Another problem with the linking method of the World Wide Web is that the Web addresses used in links identify pieces of Web content in terms of the server hosting the data rather than the data itself. This means that if a piece of Web content is moved to a different server, any existing links to that Web content will become invalid, resulting in “broken links.” This approach misses the objective of providing Web links that are as robust and flexible as possible.
Therefore, current authoring and playback systems which depend on the linking method of the World Wide Web to provide linking of content across different servers inherit the drawbacks of that method, which include the inability to effectively represent link destinations to users, the inability to implement page changes with the smoothness, efficiency and flexibility required to provide a fully satisfactory Web surfing experience for users, and the inability to reference Web content when that content is moved.
Considered separately, current systems for authoring, publishing, sharing and viewing of multimedia content present drawbacks to the user. What is needed in authoring systems is a level of control over the content provided by scripting, without the complexity, loss of perspective and mechanical results inherent in scripting methods. What is further needed in authoring systems is a simplicity and ease of use found in templates, without the restrictions imposed by template methods. What is also needed is the ability to control time-based and interactive processes without the inflexibility imposed by timelines. What is needed in publishing, sharing and viewing systems is a manner of interconnecting content distributed on the Web or other network that allows for a smooth and pleasing navigation experience for the user and is robust when portions of the content are moved from one location to another.

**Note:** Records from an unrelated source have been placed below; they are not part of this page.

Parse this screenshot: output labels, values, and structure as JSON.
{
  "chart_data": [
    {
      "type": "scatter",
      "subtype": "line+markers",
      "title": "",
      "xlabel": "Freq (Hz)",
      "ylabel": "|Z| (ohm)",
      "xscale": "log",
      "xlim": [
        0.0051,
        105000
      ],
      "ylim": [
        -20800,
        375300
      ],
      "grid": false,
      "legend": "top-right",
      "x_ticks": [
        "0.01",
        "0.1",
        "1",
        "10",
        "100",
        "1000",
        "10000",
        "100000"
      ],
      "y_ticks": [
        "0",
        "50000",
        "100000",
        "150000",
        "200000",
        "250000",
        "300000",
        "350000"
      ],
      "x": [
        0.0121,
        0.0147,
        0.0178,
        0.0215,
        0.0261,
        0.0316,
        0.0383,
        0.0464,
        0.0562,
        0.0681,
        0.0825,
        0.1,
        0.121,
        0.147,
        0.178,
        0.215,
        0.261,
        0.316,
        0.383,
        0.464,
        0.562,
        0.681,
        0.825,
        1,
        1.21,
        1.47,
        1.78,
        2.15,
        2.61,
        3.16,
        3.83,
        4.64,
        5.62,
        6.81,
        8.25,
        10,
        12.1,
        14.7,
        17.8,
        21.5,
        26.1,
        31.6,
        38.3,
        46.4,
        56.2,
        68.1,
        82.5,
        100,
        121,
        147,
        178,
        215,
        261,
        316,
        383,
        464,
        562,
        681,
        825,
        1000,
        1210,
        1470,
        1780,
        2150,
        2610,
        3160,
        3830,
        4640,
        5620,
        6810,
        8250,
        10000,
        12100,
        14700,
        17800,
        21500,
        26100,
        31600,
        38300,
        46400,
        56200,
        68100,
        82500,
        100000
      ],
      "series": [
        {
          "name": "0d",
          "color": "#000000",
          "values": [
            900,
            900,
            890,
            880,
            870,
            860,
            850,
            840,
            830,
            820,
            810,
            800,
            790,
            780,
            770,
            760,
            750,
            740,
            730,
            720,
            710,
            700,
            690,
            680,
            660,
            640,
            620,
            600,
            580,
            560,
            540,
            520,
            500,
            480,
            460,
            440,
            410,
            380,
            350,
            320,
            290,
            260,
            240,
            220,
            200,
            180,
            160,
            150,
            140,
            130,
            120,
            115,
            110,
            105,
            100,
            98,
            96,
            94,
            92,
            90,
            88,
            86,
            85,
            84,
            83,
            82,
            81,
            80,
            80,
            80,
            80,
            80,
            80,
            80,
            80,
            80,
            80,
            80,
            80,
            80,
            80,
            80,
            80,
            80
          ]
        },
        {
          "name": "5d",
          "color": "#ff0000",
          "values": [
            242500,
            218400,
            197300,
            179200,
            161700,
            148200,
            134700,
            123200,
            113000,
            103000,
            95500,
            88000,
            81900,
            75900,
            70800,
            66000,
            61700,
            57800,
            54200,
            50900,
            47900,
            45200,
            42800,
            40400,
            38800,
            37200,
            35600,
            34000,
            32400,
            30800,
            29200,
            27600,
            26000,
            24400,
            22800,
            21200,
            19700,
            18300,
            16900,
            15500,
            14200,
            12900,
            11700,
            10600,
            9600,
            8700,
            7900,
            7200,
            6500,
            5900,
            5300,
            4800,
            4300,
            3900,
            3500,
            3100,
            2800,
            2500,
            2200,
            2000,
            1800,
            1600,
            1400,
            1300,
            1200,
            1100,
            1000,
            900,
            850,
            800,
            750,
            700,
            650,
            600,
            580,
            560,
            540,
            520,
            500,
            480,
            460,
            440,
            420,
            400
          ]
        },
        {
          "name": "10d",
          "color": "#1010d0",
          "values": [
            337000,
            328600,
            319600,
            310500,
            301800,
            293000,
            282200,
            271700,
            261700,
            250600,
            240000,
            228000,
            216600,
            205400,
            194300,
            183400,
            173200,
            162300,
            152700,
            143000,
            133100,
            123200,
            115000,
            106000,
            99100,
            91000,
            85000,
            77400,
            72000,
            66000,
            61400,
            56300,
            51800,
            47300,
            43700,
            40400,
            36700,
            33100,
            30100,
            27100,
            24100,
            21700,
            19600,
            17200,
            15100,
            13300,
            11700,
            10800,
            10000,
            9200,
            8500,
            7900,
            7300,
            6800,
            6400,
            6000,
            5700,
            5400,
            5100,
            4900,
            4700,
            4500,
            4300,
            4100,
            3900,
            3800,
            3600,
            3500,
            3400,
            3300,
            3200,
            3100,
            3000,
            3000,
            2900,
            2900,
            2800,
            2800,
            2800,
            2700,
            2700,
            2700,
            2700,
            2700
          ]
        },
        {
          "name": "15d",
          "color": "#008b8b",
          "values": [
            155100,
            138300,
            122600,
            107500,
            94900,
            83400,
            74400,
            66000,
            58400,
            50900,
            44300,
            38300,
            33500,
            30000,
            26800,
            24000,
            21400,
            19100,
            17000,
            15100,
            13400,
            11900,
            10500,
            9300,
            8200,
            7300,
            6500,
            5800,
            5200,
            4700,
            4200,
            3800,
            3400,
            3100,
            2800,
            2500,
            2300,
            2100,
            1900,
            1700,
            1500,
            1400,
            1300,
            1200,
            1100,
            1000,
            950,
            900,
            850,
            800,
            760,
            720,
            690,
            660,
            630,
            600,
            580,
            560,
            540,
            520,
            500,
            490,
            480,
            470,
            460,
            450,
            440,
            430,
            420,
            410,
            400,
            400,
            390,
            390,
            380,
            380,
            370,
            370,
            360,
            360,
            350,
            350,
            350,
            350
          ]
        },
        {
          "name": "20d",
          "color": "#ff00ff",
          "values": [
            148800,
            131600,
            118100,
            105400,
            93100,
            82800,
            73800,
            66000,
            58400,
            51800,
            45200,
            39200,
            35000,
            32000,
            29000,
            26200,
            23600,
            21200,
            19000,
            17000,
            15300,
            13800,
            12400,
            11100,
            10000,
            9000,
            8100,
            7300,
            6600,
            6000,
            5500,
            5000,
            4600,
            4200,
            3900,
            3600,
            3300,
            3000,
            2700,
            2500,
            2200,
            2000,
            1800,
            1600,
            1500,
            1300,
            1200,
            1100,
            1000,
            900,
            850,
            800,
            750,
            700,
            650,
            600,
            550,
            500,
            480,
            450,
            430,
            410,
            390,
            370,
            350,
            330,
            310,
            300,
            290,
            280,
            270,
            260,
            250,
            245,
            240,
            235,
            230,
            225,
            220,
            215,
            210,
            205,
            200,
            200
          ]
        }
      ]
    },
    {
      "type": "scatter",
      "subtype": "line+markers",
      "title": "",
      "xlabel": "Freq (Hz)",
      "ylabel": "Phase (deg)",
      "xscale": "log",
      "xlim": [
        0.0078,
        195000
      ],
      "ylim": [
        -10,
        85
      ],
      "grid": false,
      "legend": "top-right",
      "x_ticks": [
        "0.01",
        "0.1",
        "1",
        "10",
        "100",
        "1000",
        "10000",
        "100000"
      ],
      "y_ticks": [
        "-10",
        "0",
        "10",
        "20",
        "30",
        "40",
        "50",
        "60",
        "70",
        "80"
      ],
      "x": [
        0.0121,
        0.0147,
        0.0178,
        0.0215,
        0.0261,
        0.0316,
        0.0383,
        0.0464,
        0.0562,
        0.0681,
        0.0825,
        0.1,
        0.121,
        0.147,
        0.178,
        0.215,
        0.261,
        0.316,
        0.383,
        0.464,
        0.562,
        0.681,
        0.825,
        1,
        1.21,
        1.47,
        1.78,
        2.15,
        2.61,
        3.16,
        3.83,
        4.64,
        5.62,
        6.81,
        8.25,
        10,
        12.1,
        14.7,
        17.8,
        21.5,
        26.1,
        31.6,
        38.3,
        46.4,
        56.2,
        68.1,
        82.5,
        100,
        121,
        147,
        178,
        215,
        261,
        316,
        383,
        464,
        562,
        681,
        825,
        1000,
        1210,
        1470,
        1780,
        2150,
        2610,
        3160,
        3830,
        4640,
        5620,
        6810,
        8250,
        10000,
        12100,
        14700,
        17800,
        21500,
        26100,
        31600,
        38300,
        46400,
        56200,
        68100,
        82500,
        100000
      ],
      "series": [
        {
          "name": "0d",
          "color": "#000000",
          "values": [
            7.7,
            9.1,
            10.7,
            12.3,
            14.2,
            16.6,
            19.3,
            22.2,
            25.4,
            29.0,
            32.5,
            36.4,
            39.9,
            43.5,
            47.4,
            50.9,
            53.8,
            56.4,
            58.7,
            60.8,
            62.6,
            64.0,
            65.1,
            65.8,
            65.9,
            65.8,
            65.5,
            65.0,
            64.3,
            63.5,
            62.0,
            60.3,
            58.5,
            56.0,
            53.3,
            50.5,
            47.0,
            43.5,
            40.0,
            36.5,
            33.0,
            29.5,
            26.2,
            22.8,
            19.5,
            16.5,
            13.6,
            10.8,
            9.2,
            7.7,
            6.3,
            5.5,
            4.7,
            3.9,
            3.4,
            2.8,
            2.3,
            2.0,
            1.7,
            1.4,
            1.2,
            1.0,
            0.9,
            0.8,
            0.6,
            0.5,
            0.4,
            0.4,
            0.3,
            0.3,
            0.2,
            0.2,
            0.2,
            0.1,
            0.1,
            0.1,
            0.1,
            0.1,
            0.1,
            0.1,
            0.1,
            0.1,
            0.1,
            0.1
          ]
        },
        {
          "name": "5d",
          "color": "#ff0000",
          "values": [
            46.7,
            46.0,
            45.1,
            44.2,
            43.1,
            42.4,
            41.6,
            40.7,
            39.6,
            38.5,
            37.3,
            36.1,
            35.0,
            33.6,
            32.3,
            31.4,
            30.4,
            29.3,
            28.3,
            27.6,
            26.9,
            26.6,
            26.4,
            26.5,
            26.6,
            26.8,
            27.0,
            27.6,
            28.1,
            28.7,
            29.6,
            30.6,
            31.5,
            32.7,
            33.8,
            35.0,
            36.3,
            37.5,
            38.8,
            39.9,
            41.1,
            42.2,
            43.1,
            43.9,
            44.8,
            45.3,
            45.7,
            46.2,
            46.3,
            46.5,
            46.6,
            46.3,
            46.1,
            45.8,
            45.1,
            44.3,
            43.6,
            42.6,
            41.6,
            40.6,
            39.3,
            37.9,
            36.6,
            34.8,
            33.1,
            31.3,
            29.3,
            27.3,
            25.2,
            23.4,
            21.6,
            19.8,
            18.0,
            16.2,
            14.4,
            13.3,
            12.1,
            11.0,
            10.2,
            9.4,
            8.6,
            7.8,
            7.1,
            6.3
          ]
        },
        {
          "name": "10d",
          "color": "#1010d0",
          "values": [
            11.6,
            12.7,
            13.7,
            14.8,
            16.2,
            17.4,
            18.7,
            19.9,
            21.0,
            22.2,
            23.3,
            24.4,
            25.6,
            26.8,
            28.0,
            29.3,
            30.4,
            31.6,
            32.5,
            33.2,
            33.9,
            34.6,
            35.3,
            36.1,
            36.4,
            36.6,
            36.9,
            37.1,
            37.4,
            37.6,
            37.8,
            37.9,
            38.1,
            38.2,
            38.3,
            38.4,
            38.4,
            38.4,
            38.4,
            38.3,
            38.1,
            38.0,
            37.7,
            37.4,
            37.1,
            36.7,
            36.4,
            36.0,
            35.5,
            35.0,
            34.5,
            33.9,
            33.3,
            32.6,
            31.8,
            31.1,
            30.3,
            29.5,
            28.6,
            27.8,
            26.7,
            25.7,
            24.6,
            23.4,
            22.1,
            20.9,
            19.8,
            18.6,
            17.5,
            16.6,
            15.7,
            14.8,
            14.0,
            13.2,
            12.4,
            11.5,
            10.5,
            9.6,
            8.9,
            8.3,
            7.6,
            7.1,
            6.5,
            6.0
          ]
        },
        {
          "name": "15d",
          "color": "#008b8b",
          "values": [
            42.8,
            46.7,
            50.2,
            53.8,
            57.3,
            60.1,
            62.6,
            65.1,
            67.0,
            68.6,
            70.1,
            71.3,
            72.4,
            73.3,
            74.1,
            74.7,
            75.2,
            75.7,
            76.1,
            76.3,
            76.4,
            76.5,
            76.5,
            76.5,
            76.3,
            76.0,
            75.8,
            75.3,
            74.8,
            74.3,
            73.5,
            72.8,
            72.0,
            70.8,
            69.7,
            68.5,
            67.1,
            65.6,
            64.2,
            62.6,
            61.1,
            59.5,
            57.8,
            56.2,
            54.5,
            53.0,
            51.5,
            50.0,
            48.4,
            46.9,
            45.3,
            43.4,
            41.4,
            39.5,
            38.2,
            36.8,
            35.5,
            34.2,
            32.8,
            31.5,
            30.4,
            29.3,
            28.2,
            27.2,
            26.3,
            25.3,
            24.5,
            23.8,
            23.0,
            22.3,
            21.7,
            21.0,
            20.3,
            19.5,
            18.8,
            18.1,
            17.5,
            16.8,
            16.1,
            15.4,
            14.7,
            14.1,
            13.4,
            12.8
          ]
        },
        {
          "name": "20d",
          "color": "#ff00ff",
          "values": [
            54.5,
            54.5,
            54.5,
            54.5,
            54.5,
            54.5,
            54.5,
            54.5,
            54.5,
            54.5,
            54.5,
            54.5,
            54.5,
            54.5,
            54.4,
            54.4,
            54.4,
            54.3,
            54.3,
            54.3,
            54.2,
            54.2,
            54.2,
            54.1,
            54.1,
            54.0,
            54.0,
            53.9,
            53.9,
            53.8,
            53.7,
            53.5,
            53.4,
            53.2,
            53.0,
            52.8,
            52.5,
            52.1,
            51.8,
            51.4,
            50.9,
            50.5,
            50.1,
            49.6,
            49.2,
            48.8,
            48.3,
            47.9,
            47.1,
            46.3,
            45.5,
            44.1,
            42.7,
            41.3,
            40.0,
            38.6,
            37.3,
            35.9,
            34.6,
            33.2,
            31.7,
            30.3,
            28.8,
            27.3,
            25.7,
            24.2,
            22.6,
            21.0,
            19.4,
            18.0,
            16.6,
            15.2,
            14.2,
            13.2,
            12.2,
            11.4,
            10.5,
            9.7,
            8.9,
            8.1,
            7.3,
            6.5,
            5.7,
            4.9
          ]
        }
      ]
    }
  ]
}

Finally, when taken together, current systems for authoring publishing and sharing present a collective burden in that: 1) the number and quality of tools varies greatly; 2) each only addresses a specific part of a much larger picture; and 3) incompatibilities and inefficiencies arise as content is passed from one tool to the next along the production, publishing and viewing chain. Therefore what is further needed is a unified approach to authoring, publishing, sharing and viewing that eliminates these inefficiencies and incompatibilities.